Previously all over-75s received a free TV licence paid for by the Government. However this responsibility was passed from the Government to the BBC itself, which decided it was unable to pay.
Currently only over-75s who are entitled to pension credits can get free TV licences.
It is currently illegal to watch live television, including online, in the UK without paying for a TV licence.
English cricket legend Ian Botham has argued “there should be an explicit pledge TV Licencing will never prosecute anyone over 75”.
This position was shared by Mr Grimes who tweeted: “Brilliant to see Ian Botham out to bat for our pensioners.
According to BBC figures, 2.7 million over-75s have now paid for a TV licence.
Another 750,000 have applied for free licences as a result of being on pension credits.
TV licences cost £157.50 per household for colour or £53 for a purely black and white one.
Those who watch live TV without a licence can be fined and potentially imprisoned if they refuse to pay the fine.
The BBC’s decision to abolish free TV licenses for the over-75s was condemned by a number of pensioners groups.
Speaking to the Sunday Mirror, Dennis Reed, director of pensioner campaign group Silver Voices, claimed the number who are paying the fee is “stalling”.
He said: “There are a hard core who are resisting.
“The over-75s have suddenly been flooded with further reminder letters.
“Some had three or four letters in the last couple of weeks reminding them their licences would be cancelled. They are desperate to get people to pay.
“The BBC has made a total pig’s ear of this and if the courts start fining and jailing the over-75s their roof will fall in.”
However in a statement given on behalf of the BBC TV Licencing said the new policy has received wide compliance.
They commented: “Around 80% of over-75 households have transitioned to the new system, including those in receipt of Pension Credit eligible for a free licence funded by the BBC.

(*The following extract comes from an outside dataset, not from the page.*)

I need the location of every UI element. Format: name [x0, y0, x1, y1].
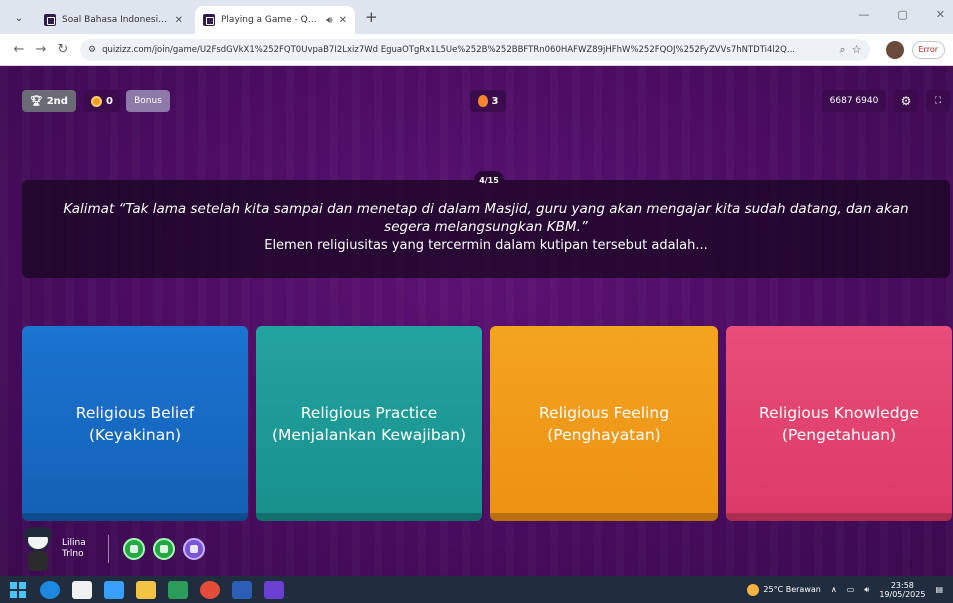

“We’re giving people time to get set up, the process is Covid-secure and we have measures to support people, including payment plans.
“We are not visiting households registered as having held a free over-75s licence.”
The BBC has previously defended the licence fee for ensuring the corporation serves “all audiences”.
A BBC spokeswoman previously told Express.co.uk: “The licence fee continues to ensure the BBC is an independent, universal broadcaster, committed to serving all audiences and investing in British creativity.
“It is the agreed method of funding until at least 2027 and any further debate on this will be for the next Charter discussions.”